The Age of the GPU is Upon Us

Having made the improbable jump from the game console to the supercomputer, GPUs are now invading the datacenter.  This movement is led by Google, Facebook, Amazon, Microsoft, Tesla, Baidu and others who have quietly but rapidly shifted their hardware philosophy over the past twelve months.  Each of these companies have significantly upgraded their investment in GPU hardware and in doing so have put legacy CPU infrastructure on notice.

The driver of this change has been deep learning and machine intelligence, but the movement continues to downstream into more and more enterprise-grade applications – led in part by the explosion of data.

Behind this shift is an evolving perspective of how computing should operate—  one that has a particular emphasis on massive quantities of data, machine learning, mathematics, analytics and visualization.  These forces have exposed the shortcomings of the CPU while highlighting the attributes of GPUs and signal a key inflection point in computing that will ultimately permeate every enterprise, from technology giants to the local credit union.

The demise of Moore’s Law is a subject of open debate in the semiconductor industry.  While the “law”, which states that number of transistors in a dense integrated circuit doubles approximately every two years, has performed for decades, it has hit a bit of a wall in recent years.  The first problems began to appear a decade ago when CPU manufacturers hit the “clock wall” – keeping processor speeds under 4GHZ for close to a decade now.
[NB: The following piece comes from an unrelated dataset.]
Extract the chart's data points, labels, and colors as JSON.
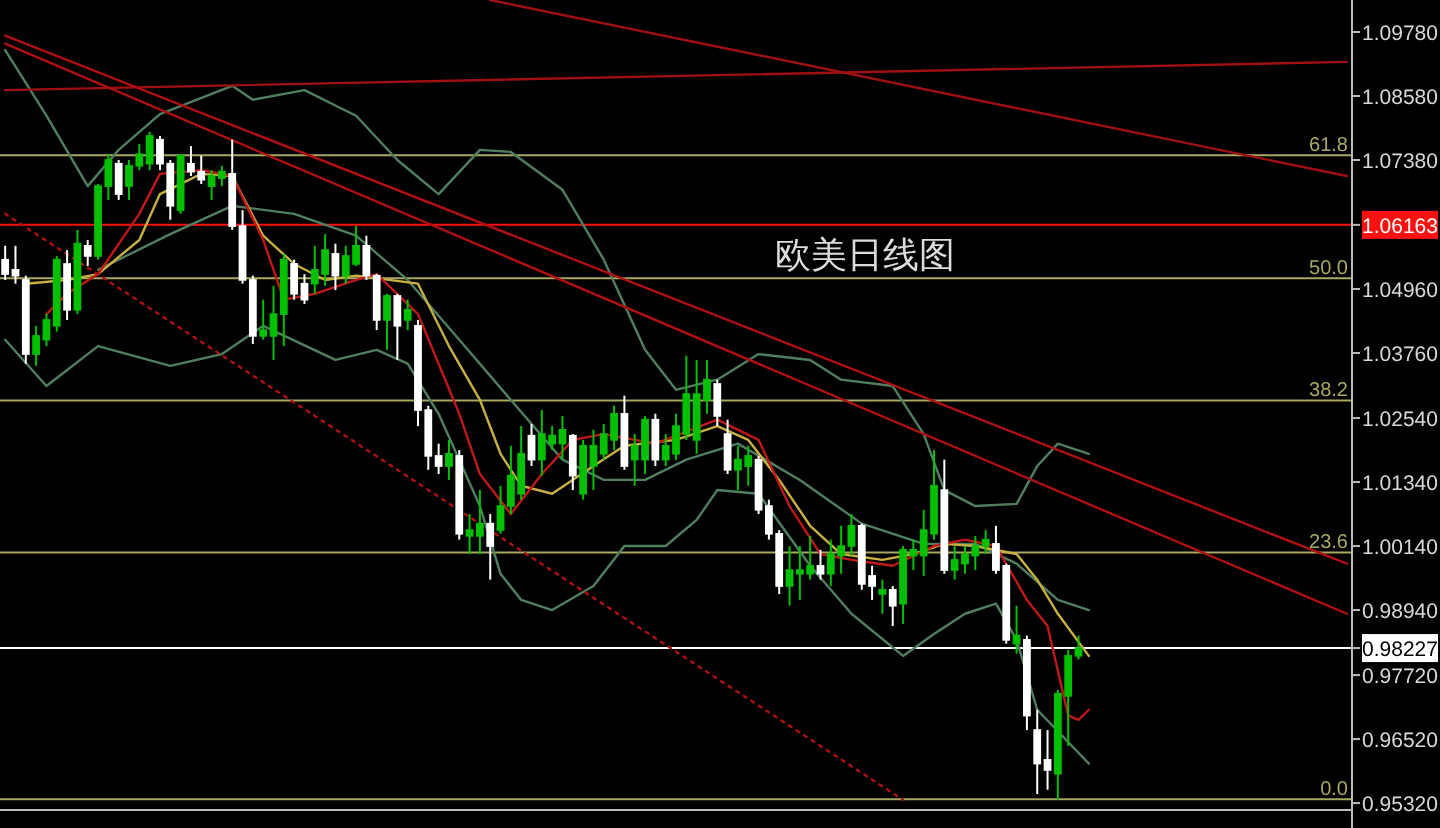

The talented engineers at Intel and AMD overcame this problem by adding more cores per processor— each with more instruction-level (superscalar) and data-level (SIMD) parallelism.

Adding more cores has its own implications as noted by programmer Herb Sutter in his famous 2005 essay “The Free Lunch is Over”.  The point Sutter made is that the large single-threaded performance gains software developers had grown accustomed to were a thing of the past and programmers were being forced to increasingly parallelize their code to take advantage of multicore processors.

The net effect was to limit computing progress at a time where more compute was needed.  The subfields of Artificial Intelligence (machine learning, computer vision, natural language processing, topology) required the capacity to consume and render large datasets – tasks CPUs simply are not effective at delivering.  The standard answer was to add more CPU compute, but this has significant costs, costs that include power, cooling and maintenance.

Faced with these challenges, a handful of pioneers began to work with GPUs to leverage the distinct capabilities of these X-Box and Playstation oriented computing platforms.

The Graphics Processing Unit was initially designed to project polygons onto a user’s screen – often in the form of zombies, athletes, aliens and racecars.  As the gaming industry grew, so did the appetite for performance.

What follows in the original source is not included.